I often have spirited discussions with friends and acquaintances who root for the NY Yankees. If you live in the NYC area, you know the type; the one's who always bring up 26 World Championships, 1986 as the last year the NY Mets won the series, etc. These discussions always end up with me winning this battle of wits, because: 1) they are ill-prepared for my devastating rips, and 2) they've been drinking the Yankee Kool-aid for way too long.
So let me let you in on a little secret: the NY Yankees have been under the spell of The Curse of Ryan since they last won the series. What is The Curse of Ryan, you ask? Let's digress.
Obviously you all know the famous ones - Curse of the Bambino, finally exorcised in 2004; there is the Curse of the Billy Goat, which is still going strong, but looks like it has chance to graze no more; and a lot of people, especially them's in New England point to the Curse of A-Rod. Well how about the more obscure curses - like the Curse of the ex-Cubs, which has not always been fool-proof, but has a pretty good batting average all the same; or the Curse of Pedro Borbon.

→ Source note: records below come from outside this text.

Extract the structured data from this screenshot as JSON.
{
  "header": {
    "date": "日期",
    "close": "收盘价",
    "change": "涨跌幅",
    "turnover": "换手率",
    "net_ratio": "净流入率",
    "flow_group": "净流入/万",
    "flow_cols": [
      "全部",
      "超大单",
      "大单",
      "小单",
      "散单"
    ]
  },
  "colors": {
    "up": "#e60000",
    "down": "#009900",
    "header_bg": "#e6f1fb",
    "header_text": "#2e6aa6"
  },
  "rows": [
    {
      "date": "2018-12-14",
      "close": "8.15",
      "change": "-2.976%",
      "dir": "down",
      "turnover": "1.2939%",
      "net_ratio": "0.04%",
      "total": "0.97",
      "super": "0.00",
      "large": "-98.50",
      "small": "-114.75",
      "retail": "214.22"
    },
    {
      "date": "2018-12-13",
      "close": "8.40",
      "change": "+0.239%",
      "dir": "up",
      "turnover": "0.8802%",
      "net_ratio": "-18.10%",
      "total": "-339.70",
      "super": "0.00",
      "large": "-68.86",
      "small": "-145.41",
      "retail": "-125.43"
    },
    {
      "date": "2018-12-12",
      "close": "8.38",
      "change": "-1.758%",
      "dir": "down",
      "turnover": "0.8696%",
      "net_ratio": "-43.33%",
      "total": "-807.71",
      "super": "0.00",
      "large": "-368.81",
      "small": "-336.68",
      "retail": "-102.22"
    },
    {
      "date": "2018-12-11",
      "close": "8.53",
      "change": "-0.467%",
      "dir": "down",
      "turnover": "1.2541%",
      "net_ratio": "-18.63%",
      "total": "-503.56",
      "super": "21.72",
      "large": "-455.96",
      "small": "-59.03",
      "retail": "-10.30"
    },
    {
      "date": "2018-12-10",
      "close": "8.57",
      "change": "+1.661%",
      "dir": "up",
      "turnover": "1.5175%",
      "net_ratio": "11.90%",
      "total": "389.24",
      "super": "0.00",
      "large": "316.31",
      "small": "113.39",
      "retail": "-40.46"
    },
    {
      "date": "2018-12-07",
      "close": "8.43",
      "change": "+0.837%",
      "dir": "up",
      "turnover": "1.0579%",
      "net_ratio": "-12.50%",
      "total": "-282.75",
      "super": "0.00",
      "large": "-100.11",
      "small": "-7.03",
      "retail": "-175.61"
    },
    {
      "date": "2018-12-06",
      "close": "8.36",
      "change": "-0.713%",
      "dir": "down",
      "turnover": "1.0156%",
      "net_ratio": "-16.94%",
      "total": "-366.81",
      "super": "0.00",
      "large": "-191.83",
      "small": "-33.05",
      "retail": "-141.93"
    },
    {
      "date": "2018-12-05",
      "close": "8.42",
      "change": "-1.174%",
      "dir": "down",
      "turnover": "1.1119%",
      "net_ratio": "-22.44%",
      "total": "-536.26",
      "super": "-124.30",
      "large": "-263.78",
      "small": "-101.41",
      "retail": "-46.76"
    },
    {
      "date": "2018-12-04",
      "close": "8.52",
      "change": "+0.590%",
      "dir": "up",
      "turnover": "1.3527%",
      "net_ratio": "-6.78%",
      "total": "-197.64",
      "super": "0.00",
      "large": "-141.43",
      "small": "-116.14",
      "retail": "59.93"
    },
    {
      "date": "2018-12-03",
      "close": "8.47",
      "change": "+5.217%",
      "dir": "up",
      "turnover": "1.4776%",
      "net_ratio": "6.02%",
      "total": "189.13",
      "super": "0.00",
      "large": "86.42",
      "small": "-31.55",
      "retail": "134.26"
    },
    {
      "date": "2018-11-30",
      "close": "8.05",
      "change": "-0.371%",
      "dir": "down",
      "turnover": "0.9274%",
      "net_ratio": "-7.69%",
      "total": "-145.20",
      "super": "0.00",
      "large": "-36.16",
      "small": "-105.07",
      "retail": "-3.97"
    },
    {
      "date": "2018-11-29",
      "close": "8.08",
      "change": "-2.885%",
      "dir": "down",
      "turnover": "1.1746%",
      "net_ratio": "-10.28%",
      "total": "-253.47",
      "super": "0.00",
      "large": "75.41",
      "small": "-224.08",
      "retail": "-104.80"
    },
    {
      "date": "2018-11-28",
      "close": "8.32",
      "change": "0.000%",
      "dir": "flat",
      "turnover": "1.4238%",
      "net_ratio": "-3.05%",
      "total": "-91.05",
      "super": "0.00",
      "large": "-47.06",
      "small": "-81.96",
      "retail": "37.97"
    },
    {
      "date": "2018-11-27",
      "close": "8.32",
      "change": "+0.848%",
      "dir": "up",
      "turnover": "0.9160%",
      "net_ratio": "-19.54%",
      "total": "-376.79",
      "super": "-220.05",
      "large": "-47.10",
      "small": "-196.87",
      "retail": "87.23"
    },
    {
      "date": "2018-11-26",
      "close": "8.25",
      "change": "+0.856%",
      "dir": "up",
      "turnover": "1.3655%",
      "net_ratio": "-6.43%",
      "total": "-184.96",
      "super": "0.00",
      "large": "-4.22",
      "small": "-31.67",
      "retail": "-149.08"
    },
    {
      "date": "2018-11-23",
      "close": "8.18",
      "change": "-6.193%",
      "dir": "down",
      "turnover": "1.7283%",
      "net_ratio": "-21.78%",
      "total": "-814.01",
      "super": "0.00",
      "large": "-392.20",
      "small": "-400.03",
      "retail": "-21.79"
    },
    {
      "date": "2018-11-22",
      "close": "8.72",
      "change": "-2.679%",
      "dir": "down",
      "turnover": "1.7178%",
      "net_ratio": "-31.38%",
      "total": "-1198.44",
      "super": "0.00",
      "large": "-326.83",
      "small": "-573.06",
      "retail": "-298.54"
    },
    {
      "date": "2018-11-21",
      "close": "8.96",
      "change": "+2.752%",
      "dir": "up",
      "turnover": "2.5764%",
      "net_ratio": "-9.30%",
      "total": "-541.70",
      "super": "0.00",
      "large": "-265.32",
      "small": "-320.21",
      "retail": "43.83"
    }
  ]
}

Liking the whole voodoo of the curse factor, I propose that The Curse of Ryan is now in full effect. So here's the tale.
On October 26, 2000, a young man was born named Ryan. His dad (that would be me) is a HUGE METS FAN (all caps on that). The evening of 10/26/2000 was also the night the Mets lost the World Series to the Yanks at Shea. Bittersweet, since the birth of my second son was so joyous, but sad because my Mets lost. So Ryan placed the curse that night, for the Yankees to never win the WS again.
And, yes, I know, they got there in 2001, but the kid was a year old folks. The little guy's mojo wasn't too strong yet. Every year though, he gets older and the curse is getting stronger. He's 7 now, and the Curse is keeping the NYY down in the standings. By the time he's 13, the Yankees will resemble the KC Royals!
So a message to you all - he won't take it off, and you all have your celebrating at Shea on that night to blame. Light a candle, say a novena, because it's on.
Note: Pick up Baseball's Most Wanted if you want to read about a ton of BB oddities. Great read.